So you're playing Scrabble and five letters below a triple word score there's an F. Your letters are ACIIPST. What do you do?
If you're Stefan Fatsis, a sportswriter and competitive Scrabble player, you do this (see bottom for the answer).
It gets better. In his book Word Freak, Fatsis describes one of the greatest plays he ever saw. It was a nine-letter word that used all of the player's tiles (a bingo) and two letters already on the board. The two letters were not adjacent. They didn't come at the beginning or end of the word. The audience collectively gasped and then either high-fived or shook their heads in wonder.
Competitive Scrabble players are crazy good. They wade through a staggering number of possible plays on any Scrabble board. And they don't really control it consciously. They just have to look at the board and wait for their brains to shout out an answer.
Scrabble requires two primary skills. 1) You have to know the Scrabble dictionary (including words like AINSELLS and VUGGIEST). The meaning of these words is irrelevant, and top Scrabble players don't know them. 2) You have to be able to fit those words on the board, preferably seven at a time on triple word scores.
The Obvious Difference: Practice
What's different about Scrabble players? Top Scrabble players memorize the dictionary when they have a spare moment, and they carry mini scrabble games everywhere. They practice a lot. It's always hard to weigh the contributions of talent versus practice. But practice appears to be the main contributor.
Fatsis's own story illustrates the value of practice. He was a journalist who was challenged to try Scrabble and, without any particular talent, became a top player. Other journalists have done the same in books about memory and poker.
What Else Is Different About Word Freaks
It's not just practice. According to an article published today in the journal Memory & Cognition, by Ian Hargreaves, Penny Pexman, Lenka Zdrazilova, and Peter Sargious, competitive Scrabblers see the world differently from matched control participants.
The research showed that Scrabble players were better than controls at reading words presented in vertical orientation, which slows most people down. Most people also slow down when reading abstract words (liberty) as compared to concrete words (statue). The Scrabble players, who are used to ignoring the meaning of words, did not slow down as much.

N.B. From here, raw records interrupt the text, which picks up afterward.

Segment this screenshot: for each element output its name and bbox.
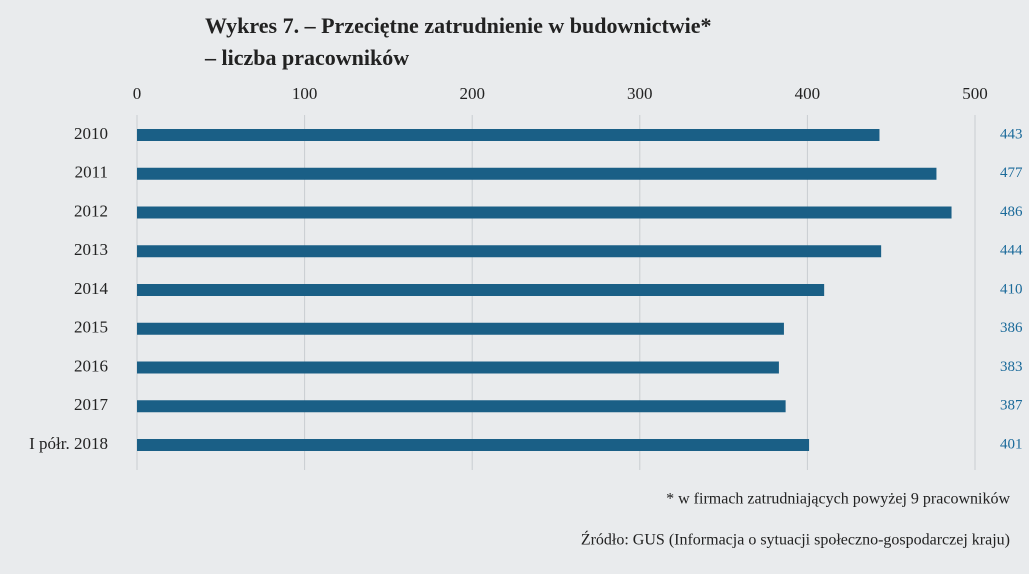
y-tick-label: 2012 [74, 201, 108, 220]
bar [137, 361, 779, 374]
value-label: 444 [1000, 243, 1023, 259]
x-tick-label: 300 [627, 84, 653, 103]
bar [137, 284, 825, 296]
y-tick-label: 2014 [74, 279, 109, 298]
bar [137, 245, 882, 258]
value-label: 477 [1000, 165, 1023, 181]
value-label: 443 [1000, 126, 1023, 142]
value-label: 386 [1000, 320, 1023, 336]
y-tick-label: 2017 [74, 395, 109, 414]
value-label: 383 [1000, 359, 1023, 375]
x-tick-label: 400 [795, 84, 821, 103]
bar [137, 400, 786, 413]
y-tick-label: 2013 [74, 240, 108, 259]
x-tick-label: 0 [133, 84, 142, 103]
value-label: 387 [1000, 398, 1023, 414]
y-tick-label: 2015 [74, 318, 108, 337]
footnote: * w firmach zatrudniających powyżej 9 pr… [666, 491, 1010, 508]
chart-subtitle: – liczba pracowników [204, 45, 409, 70]
value-label: 401 [1000, 436, 1023, 452]
bar [137, 322, 784, 335]
value-label: 486 [1000, 204, 1023, 220]
bar [137, 167, 937, 180]
x-tick-label: 500 [962, 84, 988, 103]
value-label: 410 [1000, 281, 1023, 297]
bar [137, 439, 810, 451]
y-tick-label: 2016 [74, 356, 108, 375]
x-tick-label: 200 [459, 84, 485, 103]
chart-title: Wykres 7. – Przeciętne zatrudnienie w bu… [205, 13, 712, 38]
y-tick-label: 2011 [75, 163, 108, 182]
y-tick-label: I półr. 2018 [29, 434, 108, 453]
bar [137, 129, 880, 141]
source: Źródło: GUS (Informacja o sytuacji społe… [581, 530, 1010, 549]
y-tick-label: 2010 [74, 124, 108, 143]
bar [137, 206, 952, 219]
x-tick-label: 100 [292, 84, 318, 103]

These findings suggest that we can change—and improve upon—our basic visual word recognition processes through experience, even as adults.
The researchers also ran the participants throught a battery of cognitive assessments. The Scrabble players weren't cognitively superior to the control group—except they were much better at Scrabble skills, like anagrams. This supports other research suggesting that Scrabble players are made, not born.
And given ACIIPST with an F, Stefan Fatsis played PACIFIST. On two triple word scores. It took him five seconds.